Example of using harmonised labels for `de.method="wilcox"` instead of classic marker detection

[denvercal1234GitHub]

Hi there,

Thanks again for a great package.

In the tutorial (https://bioconductor.org/books/release/SingleRBook/using-multiple-references.html#using-harmonized-labels), the gene from references are determined via getClassicMarkers() for use when de.method="classic".

com.markers <- getClassicMarkers(
    ref = list(BPE=bpe.ont, HPCA=hpca.ont), 
    labels = list(bpe.ont$label.ont, hpca.ont$label.ont))

com.res3b <- SingleR(test = pbmc, assay.type.test=1,
    ref = list(BPE=bpe.ont, HPCA=hpca.ont), 
    labels = list(bpe.ont$label.ont, hpca.ont$label.ont),
    genes = list(com.markers, com.markers))

table(Label=com.res3b$labels, Reference=com.res3b$reference)

Q1. If I want to use de.method="wilcox", would you mind giving me how to modify the code?
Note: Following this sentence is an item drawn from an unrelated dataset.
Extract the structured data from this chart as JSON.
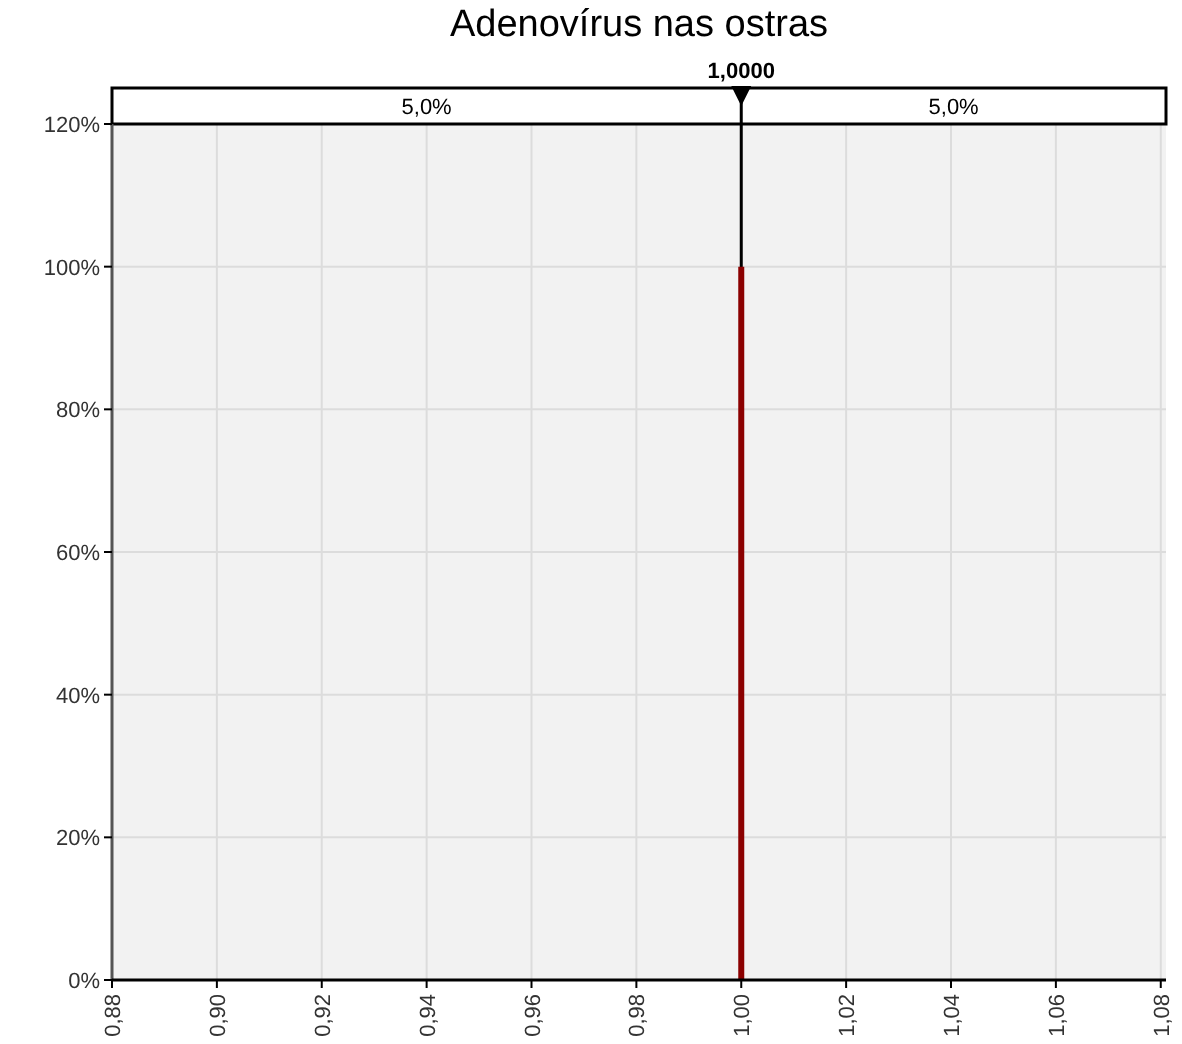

Q2. And, is it appropriate to use com.markers from getClassicMarkers() in `SingleR(... de.method="wilcox"...) or really com.markers should only be used for de.method="classic"?

Thank you again!

[LTLA]

Q1. If I want to use de.method="wilcox", would you mind giving me how to modify the code?

de.method="wilcox" just uses genes derived from scran::findMarkers. Basically something like:

pairwise <- pairwiseWilcox(x = ref, groups = labels, direction = "up", log.p = TRUE)
collected <- scran::getTopMarkers(pairwise$statistics, pairwise$pairs,
    n = 10, pval.field = "log.p.value", fdr.field = "log.FDR", fdr.threshold = log(0.05))
lapply(collected, as.list)

(Adapted from SingleR:::.get_genes_by_de, which is what trainSingleR calls under the hood.)

This will give you a list of lists of markers that is comparable to the output of getClassicMarkers.

Q2. And, is it appropriate to use com.markers from getClassicMarkers() in `SingleR(... de.method="wilcox"...) or really com.markers should only be used for de.method="classic"?

If you give genes=, any setting of de.method= will be ignored.